Cool, Daddy - real cool!

And I don't mean "cool" like kids use that word today, but '50s cool - James Dean/Marilyn Monroe/ducktail-and-sideburns/poodle skirts cool.OK, you had to be there, and I'm showing my age. But this new six-disc (so far) series, made up of a variety of '50s and '60s tunes culled from a wide range of Capitol artists, is hipper than hip. Especially Vols. 4-6.

True, some cuts are better than others. For example, on Vol. 6, "Ebb Tide," by Al Anthony - who billed himself as the "Wizard of the Organ" - may make you wonder if you've wandered into a skating rink. But I was surprised how much I enjoyed (and found myself replaying) some of these.

Instrumentals and vocals are intermingled (18 cuts per album), and each features a booklet that offers a genuine feeling for the period, explaining the songs and showing off the distinctly mid-20th-century art work (think '50s male fantasies) that graced the original album covers. Fortunately, a "Nick-at-Nite" sense of humor is employed, which puts it all in perspective - that is, it seems just as silly as it really was.

It's impossible to list all the goodies contained on these six discs, but a highlight for me was the presence of Julie London. Listen to her breathy "Black Coffee" on Vol. 4 and you'll understand why, but she's equally sizzling on Vol. 5 with "You'd Be So Nice to Come Home To" and "Go Slow" on Vol. 6.

"Mondo Exotica" could just as easily be called "Pseudo Exotica," since Les Baxter, Martin Denny and Chuck Floyd aren't exactly natives of the exotic climes - mostly Hawaiian, Polynesian and Middle Eastern - evoked by these pieces. But the music (largely instrumental, with sound effects) is undeniably enchanting, and though you may not readily recognize such titles as "Caravan," "Hypnotique," "The Girlfriend of the Whirling Dervish" and "Quiet Village," you'll be surprised at how many you recall.

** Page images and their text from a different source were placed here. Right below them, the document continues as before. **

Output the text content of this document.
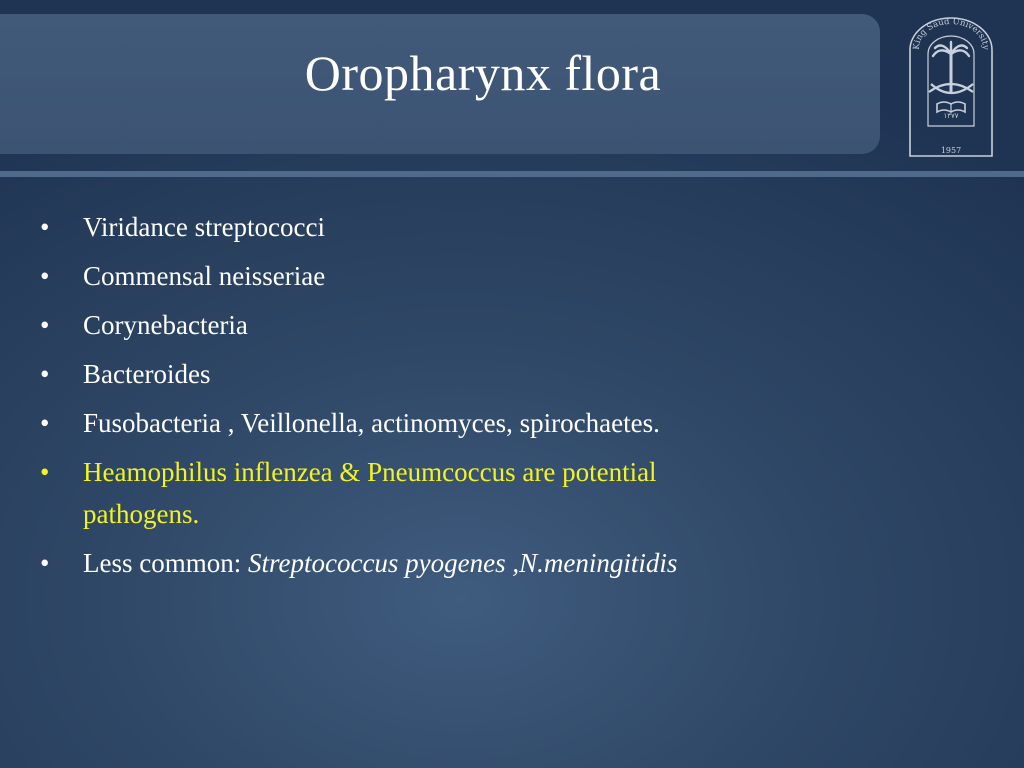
Oropharynx flora	King Saud University
1957
١٣٧٧
•	Viridance streptococci
•	Commensal neisseriae
•	Corynebacteria
•	Bacteroides
•	Fusobacteria , Veillonella, actinomyces, spirochaetes.
•	Heamophilus inflenzea & Pneumcoccus are potential
pathogens.
•	Less common: Streptococcus pyogenes ,N.meningitidis
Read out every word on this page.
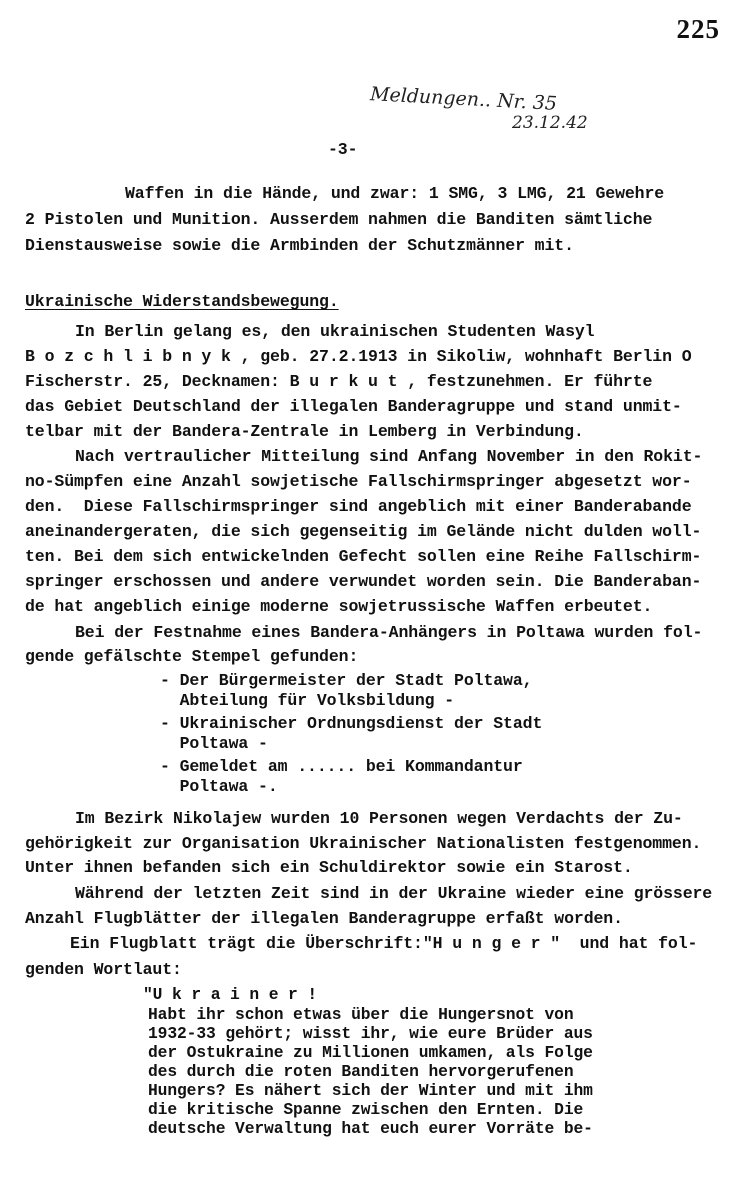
225
Meldungen.. Nr. 35
23.12.42
-3-
Waffen in die Hände, und zwar: 1 SMG, 3 LMG, 21 Gewehre
2 Pistolen und Munition. Ausserdem nahmen die Banditen sämtliche
Dienstausweise sowie die Armbinden der Schutzmänner mit.
Ukrainische Widerstandsbewegung.
In Berlin gelang es, den ukrainischen Studenten Wasyl
B o z c h l i b n y k , geb. 27.2.1913 in Sikoliw, wohnhaft Berlin O
Fischerstr. 25, Decknamen: B u r k u t , festzunehmen. Er führte
das Gebiet Deutschland der illegalen Banderagruppe und stand unmit-
telbar mit der Bandera-Zentrale in Lemberg in Verbindung.
Nach vertraulicher Mitteilung sind Anfang November in den Rokit-
no-Sümpfen eine Anzahl sowjetische Fallschirmspringer abgesetzt wor-
den.  Diese Fallschirmspringer sind angeblich mit einer Banderabande
aneinandergeraten, die sich gegenseitig im Gelände nicht dulden woll-
ten. Bei dem sich entwickelnden Gefecht sollen eine Reihe Fallschirm-
springer erschossen und andere verwundet worden sein. Die Banderaban-
de hat angeblich einige moderne sowjetrussische Waffen erbeutet.
Bei der Festnahme eines Bandera-Anhängers in Poltawa wurden fol-
gende gefälschte Stempel gefunden:
- Der Bürgermeister der Stadt Poltawa,
Abteilung für Volksbildung -
- Ukrainischer Ordnungsdienst der Stadt
Poltawa -
- Gemeldet am ...... bei Kommandantur
Poltawa -.
Im Bezirk Nikolajew wurden 10 Personen wegen Verdachts der Zu-
gehörigkeit zur Organisation Ukrainischer Nationalisten festgenommen.
Unter ihnen befanden sich ein Schuldirektor sowie ein Starost.
Während der letzten Zeit sind in der Ukraine wieder eine grössere
Anzahl Flugblätter der illegalen Banderagruppe erfaßt worden.
Ein Flugblatt trägt die Überschrift:"H u n g e r "  und hat fol-
genden Wortlaut:
"U k r a i n e r !
Habt ihr schon etwas über die Hungersnot von
1932-33 gehört; wisst ihr, wie eure Brüder aus
der Ostukraine zu Millionen umkamen, als Folge
des durch die roten Banditen hervorgerufenen
Hungers? Es nähert sich der Winter und mit ihm
die kritische Spanne zwischen den Ernten. Die
deutsche Verwaltung hat euch eurer Vorräte be-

"Mambo Fever" is just that - and if you don't like mambo/samba/cha-cha music, ranging from a bizarre version of "Hooray for Hollywood" to the delightful "Mambo Jambo" by Dave Bar-bour, forget it. But if you do, these selections by Yma Sumac, Don Swan, Jackie Davis and Billy May will definitely fill the bill.

Perhaps the craziest of all is "Space Capades," described on the cover as "wacked-out, vintage masterpieces from planet Earth." These zany, hey-aren't-we-hip? pieces employ xylophones (Bobby Hammack's terrific cover of "Power House"), horns, springs, telephones and clearing throats (no, it's not Spike Jones - it's Dean Elliott, doing Cole Porter's "You're the Top") and even that early, spooky electronic instrument the Theremin (Samuel Hoffman, with Billy May on "This Room Is My Castle of Quiet") to evoke a futuristic feeling (remember, this was during the era of the Cold War and early moon shots).

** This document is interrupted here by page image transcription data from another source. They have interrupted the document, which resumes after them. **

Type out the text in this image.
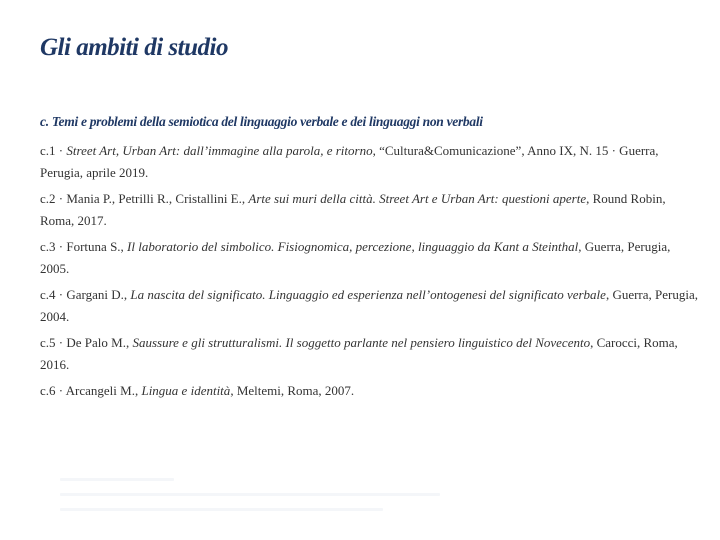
Gli ambiti di studio
c. Temi e problemi della semiotica del linguaggio verbale e dei linguaggi non verbali
c.1 · Street Art, Urban Art: dall’immagine alla parola, e ritorno, “Cultura&Comunicazione”, Anno IX, N. 15 · Guerra, Perugia, aprile 2019.
c.2 · Mania P., Petrilli R., Cristallini E., Arte sui muri della città. Street Art e Urban Art: questioni aperte, Round Robin, Roma, 2017.
c.3 · Fortuna S., Il laboratorio del simbolico. Fisiognomica, percezione, linguaggio da Kant a Steinthal, Guerra, Perugia, 2005.
c.4 · Gargani D., La nascita del significato. Linguaggio ed esperienza nell’ontogenesi del significato verbale, Guerra, Perugia, 2004.
c.5 · De Palo M., Saussure e gli strutturalismi. Il soggetto parlante nel pensiero linguistico del Novecento, Carocci, Roma, 2016.
c.6 · Arcangeli M., Lingua e identità, Meltemi, Roma, 2007.
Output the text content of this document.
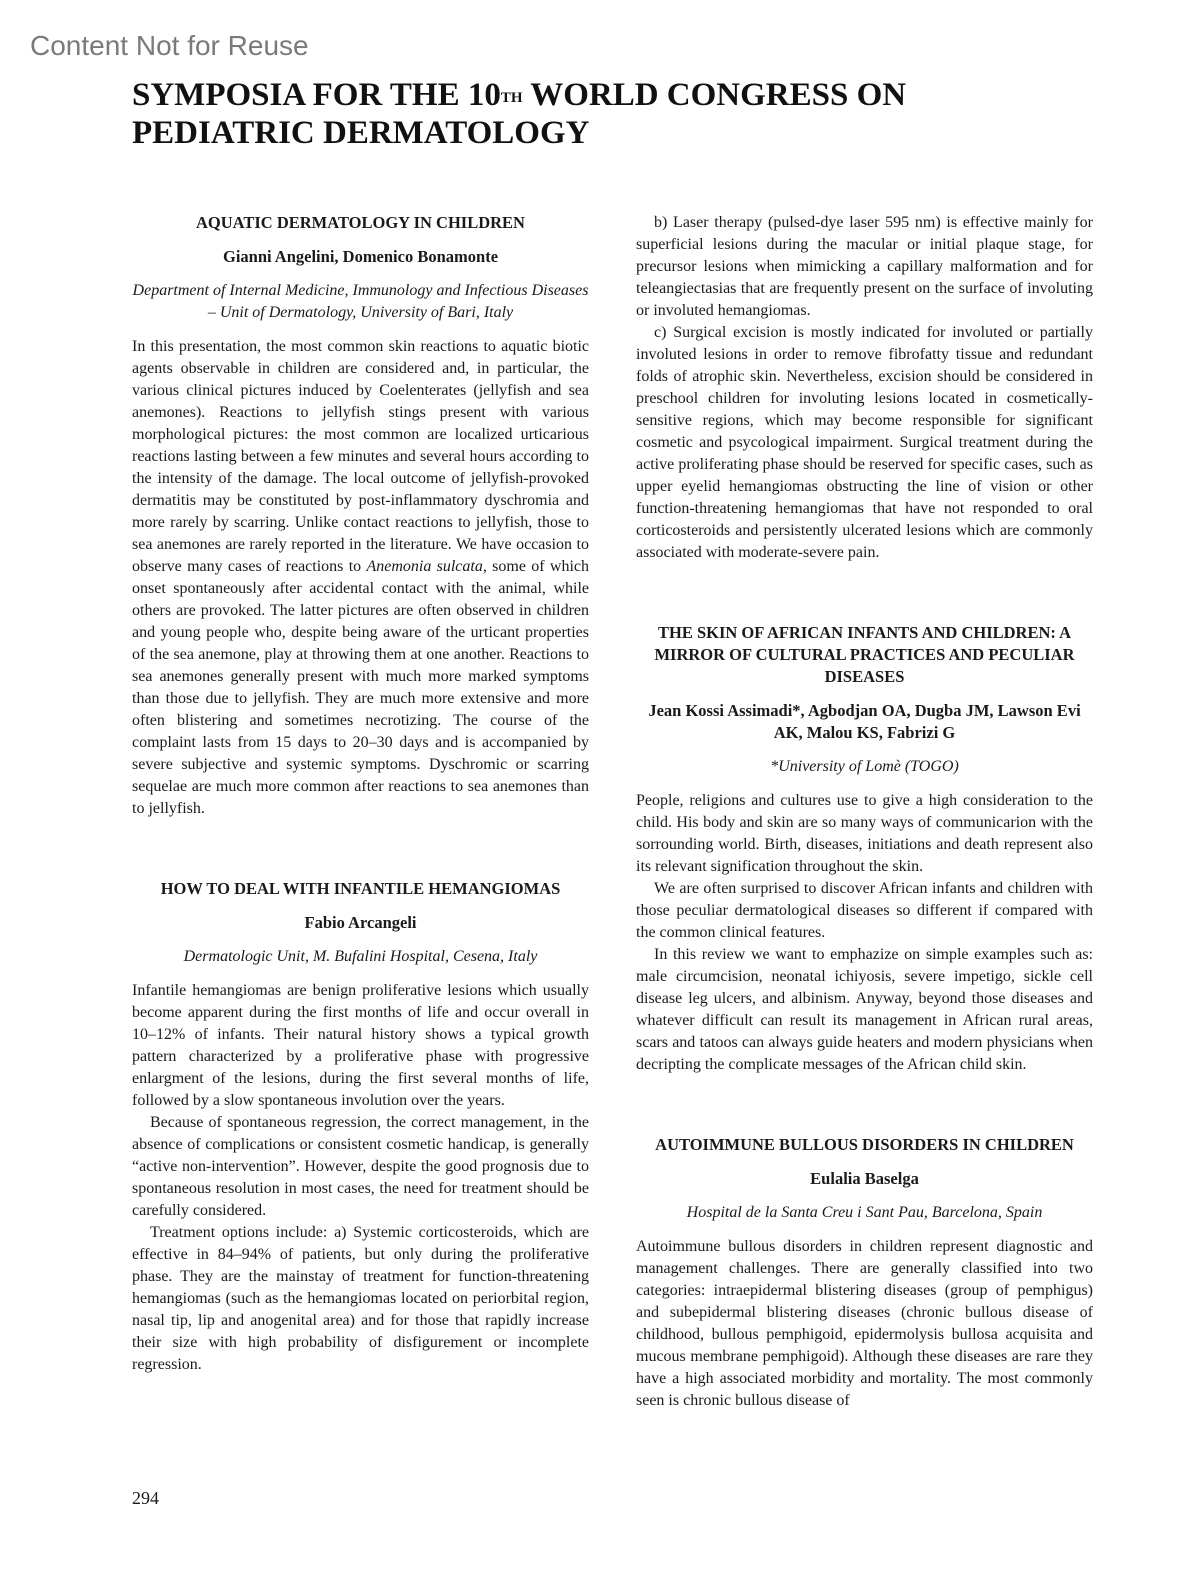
Content Not for Reuse
SYMPOSIA FOR THE 10TH WORLD CONGRESS ON PEDIATRIC DERMATOLOGY
AQUATIC DERMATOLOGY IN CHILDREN
Gianni Angelini, Domenico Bonamonte
Department of Internal Medicine, Immunology and Infectious Diseases – Unit of Dermatology, University of Bari, Italy

In this presentation, the most common skin reactions to aquatic biotic agents observable in children are considered and, in particular, the various clinical pictures induced by Coelenterates (jellyfish and sea anemones). Reactions to jellyfish stings present with various morphological pictures: the most common are localized urticarious reactions lasting between a few minutes and several hours according to the intensity of the damage. The local outcome of jellyfish-provoked dermatitis may be constituted by post-inflammatory dyschromia and more rarely by scarring. Unlike contact reactions to jellyfish, those to sea anemones are rarely reported in the literature. We have occasion to observe many cases of reactions to Anemonia sulcata, some of which onset spontaneously after accidental contact with the animal, while others are provoked. The latter pictures are often observed in children and young people who, despite being aware of the urticant properties of the sea anemone, play at throwing them at one another. Reactions to sea anemones generally present with much more marked symptoms than those due to jellyfish. They are much more extensive and more often blistering and sometimes necrotizing. The course of the complaint lasts from 15 days to 20–30 days and is accompanied by severe subjective and systemic symptoms. Dyschromic or scarring sequelae are much more common after reactions to sea anemones than to jellyfish.

HOW TO DEAL WITH INFANTILE HEMANGIOMAS
Fabio Arcangeli
Dermatologic Unit, M. Bufalini Hospital, Cesena, Italy

Infantile hemangiomas are benign proliferative lesions which usually become apparent during the first months of life and occur overall in 10–12% of infants. Their natural history shows a typical growth pattern characterized by a proliferative phase with progressive enlargment of the lesions, during the first several months of life, followed by a slow spontaneous involution over the years.

Because of spontaneous regression, the correct management, in the absence of complications or consistent cosmetic handicap, is generally “active non-intervention”. However, despite the good prognosis due to spontaneous resolution in most cases, the need for treatment should be carefully considered.

Treatment options include: a) Systemic corticosteroids, which are effective in 84–94% of patients, but only during the proliferative phase. They are the mainstay of treatment for function-threatening hemangiomas (such as the hemangiomas located on periorbital region, nasal tip, lip and anogenital area) and for those that rapidly increase their size with high probability of disfigurement or incomplete regression.

b) Laser therapy (pulsed-dye laser 595 nm) is effective mainly for superficial lesions during the macular or initial plaque stage, for precursor lesions when mimicking a capillary malformation and for teleangiectasias that are frequently present on the surface of involuting or involuted hemangiomas.

c) Surgical excision is mostly indicated for involuted or partially involuted lesions in order to remove fibrofatty tissue and redundant folds of atrophic skin. Nevertheless, excision should be considered in preschool children for involuting lesions located in cosmetically-sensitive regions, which may become responsible for significant cosmetic and psycological impairment. Surgical treatment during the active proliferating phase should be reserved for specific cases, such as upper eyelid hemangiomas obstructing the line of vision or other function-threatening hemangiomas that have not responded to oral corticosteroids and persistently ulcerated lesions which are commonly associated with moderate-severe pain.

THE SKIN OF AFRICAN INFANTS AND CHILDREN: A MIRROR OF CULTURAL PRACTICES AND PECULIAR DISEASES
Jean Kossi Assimadi*, Agbodjan OA, Dugba JM, Lawson Evi AK, Malou KS, Fabrizi G
*University of Lomè (TOGO)

People, religions and cultures use to give a high consideration to the child. His body and skin are so many ways of communicarion with the sorrounding world. Birth, diseases, initiations and death represent also its relevant signification throughout the skin.

We are often surprised to discover African infants and children with those peculiar dermatological diseases so different if compared with the common clinical features.

In this review we want to emphazize on simple examples such as: male circumcision, neonatal ichiyosis, severe impetigo, sickle cell disease leg ulcers, and albinism. Anyway, beyond those diseases and whatever difficult can result its management in African rural areas, scars and tatoos can always guide heaters and modern physicians when decripting the complicate messages of the African child skin.

AUTOIMMUNE BULLOUS DISORDERS IN CHILDREN
Eulalia Baselga
Hospital de la Santa Creu i Sant Pau, Barcelona, Spain

Autoimmune bullous disorders in children represent diagnostic and management challenges. There are generally classified into two categories: intraepidermal blistering diseases (group of pemphigus) and subepidermal blistering diseases (chronic bullous disease of childhood, bullous pemphigoid, epidermolysis bullosa acquisita and mucous membrane pemphigoid). Although these diseases are rare they have a high associated morbidity and mortality. The most commonly seen is chronic bullous disease of

294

"Bachelor Pad Royale" begins with Nelson Riddle's theme for the TV series "Route 66" and features "Caravan" by the John Buzon Trio, Cy Coleman's "Playboy's Theme" and a goofy strip-joint interpretation of "Shangri-La" by Spike Jones.

The all-vocal "Wild, Cool and Swingin' " fairly defines the "saloon singer" genre, once you forgive the absence of Frank Sinatra. Dean Martin's "Ain't That a Kick in the Head" starts things off, and Bobby Darin, Wayne Newton, Louis Prima, Vic Damone and Sammy Davis Jr. are all here, with Peggy Lee (doing "Fever," of course), Keely Smith and Julie London representing the "girl singers."

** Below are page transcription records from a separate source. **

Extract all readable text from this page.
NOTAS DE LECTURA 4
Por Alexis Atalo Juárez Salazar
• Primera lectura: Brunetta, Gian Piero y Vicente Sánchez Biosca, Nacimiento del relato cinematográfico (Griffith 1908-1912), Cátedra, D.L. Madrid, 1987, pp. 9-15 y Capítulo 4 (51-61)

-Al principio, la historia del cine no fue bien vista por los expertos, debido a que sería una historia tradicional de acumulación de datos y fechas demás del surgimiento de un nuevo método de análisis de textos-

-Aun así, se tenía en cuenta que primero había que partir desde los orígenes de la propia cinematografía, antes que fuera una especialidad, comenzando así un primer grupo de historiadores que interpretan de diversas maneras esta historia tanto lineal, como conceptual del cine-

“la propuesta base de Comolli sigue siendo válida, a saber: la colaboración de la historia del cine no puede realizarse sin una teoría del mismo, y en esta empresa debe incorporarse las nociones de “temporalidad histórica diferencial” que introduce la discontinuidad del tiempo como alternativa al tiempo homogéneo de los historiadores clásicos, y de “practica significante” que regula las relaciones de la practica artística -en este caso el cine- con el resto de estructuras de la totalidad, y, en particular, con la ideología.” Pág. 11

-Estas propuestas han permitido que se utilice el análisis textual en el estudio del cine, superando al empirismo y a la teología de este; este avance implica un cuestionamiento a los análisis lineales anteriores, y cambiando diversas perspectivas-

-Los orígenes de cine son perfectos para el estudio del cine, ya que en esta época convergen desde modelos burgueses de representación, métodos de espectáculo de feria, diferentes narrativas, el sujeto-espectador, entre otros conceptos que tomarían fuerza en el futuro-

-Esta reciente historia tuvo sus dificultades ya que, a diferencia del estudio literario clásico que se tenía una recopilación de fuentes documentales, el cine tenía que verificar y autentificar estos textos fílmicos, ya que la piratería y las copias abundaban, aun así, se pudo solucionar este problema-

"Rhapsodesia" reaches great heights with April Stevens' "Do It Again" and the aforementioned Julie London tune "Go Slow," as well as Howard Roberts' "Girl Talk." Many of the others are more in the novelty vein, such as Les Baxter's "Ruby" (with emphasis on the harmonica) and the Mallet Men's cha-cha version of "Smoke Gets in Your Eyes."

RATINGS: four stars (* * * * ), excellent; three stars (* * * ), good; two stars (* * ), fair; one star (* ), poor, with 1/2 representing a higher, intermediate grade.